Somos vítimas históricas da
pandemia do racismo estrutural, como já denunciado pelo MNU, Abdias do
Nascimento e Lélia Gonzalez. O recrudescimento da barbárie, capitaneada pelas
políticas de segurança pública, aponta que as dinâmicas de punição no Brasil,
com foco na privação da liberdade de mais de 812 mil pessoas, aliada ao déficit
de vagas que, atualmente, chega ao número de 312.125 nas unidades carcerárias e
aprofunda ainda mais a crise generalizada no sistema prisional com o
crescimento exponencial de mortes e a disseminação da pandemia de COVID-19. O foco
na privação da liberdade já expõe a população prisional como grupo de risco:
superlotação que torna propicio as péssimas condições sanitárias, a proliferação
de doenças como tuberculose, pneumonia e HIV tudo isso é terreno propício à
propagação e disseminação do coronavírus. Por exemplo, hoje uma pessoa presa
tem 34 vezes mais chances de contrair tuberculose do que alguém fora das
grades.
No
meio de todas as inseguranças provocadas por esse contexto de pandemia, temos de
um lado, a crueldade do presidente com suas declarações públicas contrária ao
isolamento social, e, de outro, o manejo do braço armado do Estado-policial, causando ainda mais terror contra a população alvo
de violências sistêmicas. Agora, além de ser exposta ao vírus letal pelo chefe
maior da nação, ela também morre pelas mãos da polícia. A violência
policial não apenas aumentou na pandemia, mas ganhou novas proporcionalidades
de terror nas abordagens
ilegais, ameaças, uso desnecessário da força, invasões de domicílio,
tortura, execuções extrajudiciais e desfazimento da cena do crime entre tantas
outras violações de direitos humanos. Solidarizamos
com as mães que choram as mortes de seus entes familiares, vítimas da pandemia
do racismo: a mãe do jovem Rogério, de João Paulo, João
Victor, Guilherme e tantas Mães de Maio, de Osasco e Barueri, Mães em luto da
zona leste, Mães de Manguinho, Mães da Baixada Fluminense/RJ, Mães contra as
opressões das prisões, eufemisticamente chamadas de “Socioeducativo”; com as mulheres
negras e indígenas desterradas, expulsas
dos seus territórios, desde a América Latina a Palestina; com as mulheres vítimas
do lesbocídio, do transcídio e dos assassinatos por forças paraestatais na
chamada “guerra” contra as drogas que já causou uma crise humanitária no país.

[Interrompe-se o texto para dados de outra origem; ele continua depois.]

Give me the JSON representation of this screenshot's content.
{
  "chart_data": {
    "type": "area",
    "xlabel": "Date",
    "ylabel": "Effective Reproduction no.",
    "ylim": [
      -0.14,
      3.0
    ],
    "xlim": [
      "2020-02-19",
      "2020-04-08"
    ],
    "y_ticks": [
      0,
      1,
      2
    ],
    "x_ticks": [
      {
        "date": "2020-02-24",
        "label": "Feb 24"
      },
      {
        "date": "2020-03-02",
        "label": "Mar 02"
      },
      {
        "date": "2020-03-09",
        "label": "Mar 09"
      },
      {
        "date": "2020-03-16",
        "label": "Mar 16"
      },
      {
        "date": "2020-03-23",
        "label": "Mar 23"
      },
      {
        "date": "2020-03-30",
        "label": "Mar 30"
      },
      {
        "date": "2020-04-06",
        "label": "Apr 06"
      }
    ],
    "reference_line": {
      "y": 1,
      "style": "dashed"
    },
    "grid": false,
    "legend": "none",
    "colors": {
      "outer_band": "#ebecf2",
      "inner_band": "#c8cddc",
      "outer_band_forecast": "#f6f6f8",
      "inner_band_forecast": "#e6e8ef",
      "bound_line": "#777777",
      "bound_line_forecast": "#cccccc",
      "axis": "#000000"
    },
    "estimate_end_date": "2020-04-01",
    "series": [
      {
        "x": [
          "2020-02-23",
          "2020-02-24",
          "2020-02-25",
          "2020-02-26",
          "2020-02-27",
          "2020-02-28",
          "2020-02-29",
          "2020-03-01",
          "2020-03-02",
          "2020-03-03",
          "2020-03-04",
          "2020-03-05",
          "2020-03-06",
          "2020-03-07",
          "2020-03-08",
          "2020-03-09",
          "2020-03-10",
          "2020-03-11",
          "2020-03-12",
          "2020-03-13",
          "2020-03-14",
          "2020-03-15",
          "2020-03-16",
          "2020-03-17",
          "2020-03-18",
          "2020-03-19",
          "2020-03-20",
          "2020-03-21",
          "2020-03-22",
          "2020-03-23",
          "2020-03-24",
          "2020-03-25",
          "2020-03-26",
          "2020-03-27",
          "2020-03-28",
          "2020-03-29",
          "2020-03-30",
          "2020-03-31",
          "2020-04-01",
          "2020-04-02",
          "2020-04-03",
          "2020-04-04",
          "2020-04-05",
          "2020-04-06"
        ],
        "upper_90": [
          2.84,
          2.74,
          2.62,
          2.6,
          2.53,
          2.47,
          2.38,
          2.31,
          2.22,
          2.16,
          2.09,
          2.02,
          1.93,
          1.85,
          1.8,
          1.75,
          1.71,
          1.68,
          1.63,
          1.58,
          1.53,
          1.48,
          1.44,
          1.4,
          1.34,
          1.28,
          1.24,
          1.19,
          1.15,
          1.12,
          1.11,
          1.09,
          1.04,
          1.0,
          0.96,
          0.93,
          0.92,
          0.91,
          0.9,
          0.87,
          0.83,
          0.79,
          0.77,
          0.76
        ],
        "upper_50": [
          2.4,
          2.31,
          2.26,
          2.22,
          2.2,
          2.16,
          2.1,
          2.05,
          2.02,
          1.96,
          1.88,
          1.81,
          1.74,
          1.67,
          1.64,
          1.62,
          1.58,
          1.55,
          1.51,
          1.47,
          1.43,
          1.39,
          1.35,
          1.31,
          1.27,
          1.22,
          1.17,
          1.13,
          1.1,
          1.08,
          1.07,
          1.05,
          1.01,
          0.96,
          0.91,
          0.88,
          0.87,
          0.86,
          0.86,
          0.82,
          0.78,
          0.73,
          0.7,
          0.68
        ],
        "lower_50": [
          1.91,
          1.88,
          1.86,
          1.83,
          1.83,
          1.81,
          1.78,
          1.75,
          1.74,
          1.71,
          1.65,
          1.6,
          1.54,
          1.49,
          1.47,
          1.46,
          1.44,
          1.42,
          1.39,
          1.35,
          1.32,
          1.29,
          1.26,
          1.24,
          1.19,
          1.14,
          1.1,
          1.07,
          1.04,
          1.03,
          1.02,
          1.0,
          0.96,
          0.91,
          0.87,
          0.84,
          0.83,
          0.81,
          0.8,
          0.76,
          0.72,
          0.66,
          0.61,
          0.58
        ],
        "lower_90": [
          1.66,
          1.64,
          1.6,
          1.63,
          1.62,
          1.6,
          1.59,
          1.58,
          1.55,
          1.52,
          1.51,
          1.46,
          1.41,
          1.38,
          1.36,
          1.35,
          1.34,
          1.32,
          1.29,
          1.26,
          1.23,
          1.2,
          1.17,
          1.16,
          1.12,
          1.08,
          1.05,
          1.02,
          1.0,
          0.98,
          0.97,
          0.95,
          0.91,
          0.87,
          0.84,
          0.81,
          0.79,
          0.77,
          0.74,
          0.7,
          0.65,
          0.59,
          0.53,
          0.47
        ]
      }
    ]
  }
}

Nós, ADELINAS, dos diversos territórios do país, falamos em diferentes
vozes, em alto e bom som que somos as principais vítimas de doenças endêmicas e
do sucateamento do sistema de saúde pública, da violência obstétrica, da
cultura do estupro, das mortes prematuras por doenças curáveis e preveníveis e da
violência doméstica. Assim, denunciamos a necropolítica perpetrada contra nós, nos
quatro cantos do país. Desde as experiências de Sônia, com 60 anos, diarista e
residente no bairro de Cosme de Farias, em Salvador/BA, que é obrigada a
trabalhar mesmo com os sintomas da COVID-19, às afinidades de opressões nas
experiências de Glória e Terezinha, ambas, moradoras de Brasilândia/SP, a dona
Angélica e Maria, moradoras de Planaltina, em Brasília. Estas mulheres negras,
em diferentes territórios criminalizados, vivenciam estas experiências, aparentemente pessoais, mas
com sinistras afinidades em seus corpos-coletivos, numa simbiose mortal entre
pobreza, raça, classe e gênero, sob vários eixos de subordinação e
vulnerabilidade. A expansão da pandemia no mundo
e, especialmente no Brasil, redimensiona a sofisticação destas múltiplas opressões.
Por isso, denunciamos o genocídio antinegro que é histórico e que está
explicitamente demonstrável com a pandemia do novo coronavírus na sociedade.